Office rents across Europe fell furthest in Moscow, Warsaw and London in the fourth quarter of 2008, research by Jones Lang LaSalle said.
According to the property consultancy’s 'Office Clock', Moscow was hit the worst with a rental value slump of 26.3% in the last three months of 2008.
The ‘Office Clock’ divides European cities into four quadrants with rental values falling, slowing, accelerating or bottoming out.
Chris Staveley, head of Jones Lang LaSalle’s cross border team said: ‘At the end of 2008 15 markets on our European Office Property Clock were in the quadrant we define as ‘rents falling’.

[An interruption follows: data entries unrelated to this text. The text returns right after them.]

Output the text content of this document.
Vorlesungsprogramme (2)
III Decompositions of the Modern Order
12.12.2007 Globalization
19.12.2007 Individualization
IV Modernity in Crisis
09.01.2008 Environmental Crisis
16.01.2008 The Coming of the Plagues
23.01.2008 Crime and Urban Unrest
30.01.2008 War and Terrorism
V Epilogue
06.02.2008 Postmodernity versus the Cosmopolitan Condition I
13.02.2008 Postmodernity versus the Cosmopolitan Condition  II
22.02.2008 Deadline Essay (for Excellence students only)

‘In 2009 further downward pressure will be seen for most European markets.’
Overall European take-up during 2008 was 134.5m sq ft which was 12% down on 2007 volumes but 12% above the five year average.
Vacancy rates range from 1.9% in Luxembourg to 16.8% in Dublin. Moscow, which saw a high number of office completion and deteriorating demand, saw vacancy jump from 3.2% to 14.3% over 2008.
‘Given the weakening economic outlook for European office market, and major job cuts are now occurring in various business sectors therefore office demand is expected to suffer further in 2009,’ said Staveley. ‘The financial centres of London, Paris and Frankfurt being particularly at risk from deteriorating levels of occupier demand.’